Now comes the central piece of information, which explains why the words serve as an introduction to this book. The five structures shown belong to the PGKs of five widely different organisms. The first one belongs to Escherichia coli, or colibacillus, a common microbe that we all harbor in our gut. The others are from the wheat, fruitfly, horse, and human PGKs, respectively:
Colibacillus: | ILDIGDASAQELAEILKNAKTILWNGP |
Wheat: | GLDIGPDSVKTFNDALDTTQJIIWNGP |
Fruitfly: | GLDVGPKTRELFAAPIARAKLIVWNGP |
Horse: | GLDCGTESSKKYAEAVARAKQIVWNGP |
Human: | GLDCGPESSKKYAEAVTRAKQIVWNGP |
What our monkey parable has brought to light is that the similarities among the PGKs of our sample organisms could not possibly be due to chance. A possibility could be—this, no doubt, would be the “creationist” view—that the similarities betray the intervention of a “hidden hand.” But, in that case, why the differences? Why, for example, does the human sequence differ from the fruitfly sequence in twelve amino acids and from the horse sequence in only two? No, the explanation given above for the monkeys is the correct one. The sequences show similarities because they were copied. And, they show differences because occasional copying mistakes were made. Thus, two mistakes would have been made in the horse and human lineages, twelve in the human (or horse) and fruitfly lineages, since their respective PGKs started being copied separately. Or, as shown graphically:
Make the additional assumption that it took some 40 million years, on an average, for one mistake to be made, and you get the following:
This, very roughly, is what paleontologists have long been telling us on the strength of fossil evidence.

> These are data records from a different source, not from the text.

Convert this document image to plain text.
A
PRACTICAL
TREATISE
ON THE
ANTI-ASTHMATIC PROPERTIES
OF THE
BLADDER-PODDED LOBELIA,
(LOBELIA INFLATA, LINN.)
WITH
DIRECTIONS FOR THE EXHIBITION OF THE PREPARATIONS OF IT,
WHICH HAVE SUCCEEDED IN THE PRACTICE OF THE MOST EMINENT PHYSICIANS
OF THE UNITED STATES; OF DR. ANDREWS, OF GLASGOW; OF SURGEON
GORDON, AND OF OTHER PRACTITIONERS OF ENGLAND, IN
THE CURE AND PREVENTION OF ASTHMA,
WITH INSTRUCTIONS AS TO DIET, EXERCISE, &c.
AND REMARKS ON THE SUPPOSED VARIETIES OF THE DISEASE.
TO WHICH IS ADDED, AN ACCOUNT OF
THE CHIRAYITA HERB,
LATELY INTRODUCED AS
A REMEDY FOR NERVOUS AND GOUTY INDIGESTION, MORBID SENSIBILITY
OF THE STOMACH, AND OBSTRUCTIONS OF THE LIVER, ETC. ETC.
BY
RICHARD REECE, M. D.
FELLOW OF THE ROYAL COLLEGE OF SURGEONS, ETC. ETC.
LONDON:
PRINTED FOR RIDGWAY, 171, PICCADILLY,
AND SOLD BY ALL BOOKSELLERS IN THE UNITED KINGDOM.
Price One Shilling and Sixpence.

Humans and horses are derived from a common mammalian ancestor from which they diverged some 80 million years ago. The mammals themselves and the insects (the parent group of fruitflies) separated from a common ancestral form roughly 500 million years ago. What is new is that we can now estimate evolutionary times in terms of copying accidents (mutations) and that we can extend such estimates to lineages that have left no fossil remains. Also, we know how the copying takes place. It does not involve the protein molecules themselves, as suggested for simplicity’s sake; it involves the DNA genes that encode the amino acid sequences of the protein molecules. For the purpose of our argument, it amounts to the same thing.
More will be said about this fascinating topic in Chapter 7. The main point, for the time being, and the reason for this Introduction, is that there is now overwhelming evidence that all known living beings are descendants through evolution from a single ancestral form of life. Many cogent reasons support this affirmation. Its most convincing proof is provided by the molecular sequencing results.1 Even the very limited data presented in this Introduction should suffice to demonstrate the kinship among the five organisms mentioned (which, it should be noted, include us and the colibacilli of our intestinal tract). All the other available data—and their number is ever increasing—have confirmed this kinship and extended it to every other organism so far investigated. This fact is now so well established that researchers would be overjoyed if even one exception could be found—whether on Earth or elsewhere—because it would point to a second, independent origin for life.